Les rivières Kosovares souffrent quant à elles des pollutions industrielles et d’un traitement des eaux usées très insuffisant. Dans un rapport intitulé « The Black Rivers of Kosovo », publié en mars dernier, l’Institut démocratique du Kosovo (Kosova Democratic Institute – KDI) indique que l’eau de la Sitnica, l’une des rivières les plus polluées, ne peut plus être utilisée pour alimenter les foyers ni même servir pour l’irrigation. Au sud de la capitale, la Graçanka qui alimente la ville de Gracanica et les villages alentour en eau potable, est contaminée par les mines de zinc. Elle contient des taux importants d’ions sulfate qui peuvent être à l’origine de diarrhées et de déshydratation. Devant ces atteintes manifestes à l’environnement et à la santé humaine les sanctions sont quasi inexistantes. En 2020, un rapport de la Banque Mondiale critiquait, notamment, la faiblesse des autorités kosovares pour faire appliquer les lois.

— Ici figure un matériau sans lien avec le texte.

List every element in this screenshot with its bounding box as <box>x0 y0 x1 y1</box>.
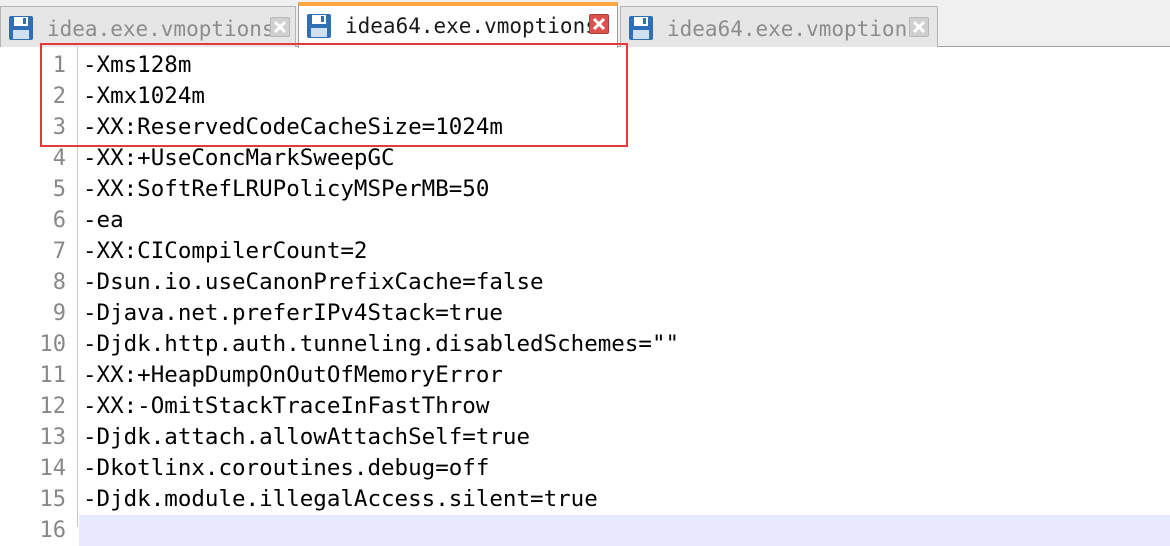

L’action de la société civile
Face à l’inaction des pouvoirs publics, la société civile se mobilise progressivement. Des associations comme Let’s do it Kosova ou Eco Center group en Serbie, mènent des actions de nettoyage, de plaidoyer et sensibilisent les populations. Pour mettre fin à ces pollutions, des poursuites judiciaires ont même été engagées contre plus d’une centaine de compagnies au Kosovo.
Par ailleurs, en Albanie, la société civile se mobilise face à un autre phénomène qui menace les cours d’eau des Balkans. Début février, des militants écologistes ont officiellement demandé la classification de la Vjosa en parc naturel pour contrer des projets de barrages et préserver l’un des derniers fleuves sauvages d’Europe. L’initiative a reçu le soutien de nombreux acteurs à travers le monde, telles que des ONG, le Programme des Nations Unies pour le Développement (PNUD) ou encore de l’acteur Leonardo Di Caprio. Le problème des infrastructures hydroélectriques ne concerne pas uniquement l’Albanie. Au Monténégro, le nouveau gouvernement remet en cause la politique de ses prédécesseurs qui ont facilité la construction de microcentrales hydroélectriques sans se préoccuper de leurs impacts sur l’environnement. La nécessité de répondre aux besoins énergétiques des populations et les engagements vis-à-vis de l’Union Européenne pour produire de l’énergie verte ont conduit à une politique de développement d’infrastructures hydrauliques peu contrôlée et néfaste. Le même phénomène est à l’œuvre au Kosovo, en Serbie et en Bosnie-Herzégovine.
Adoptée en novembre 2020, la déclaration de Sophia sur le Green Agenda pour les Balkans occidentaux pose un cadre prometteur qu’il s’agira de concrétiser dans les prochains mois.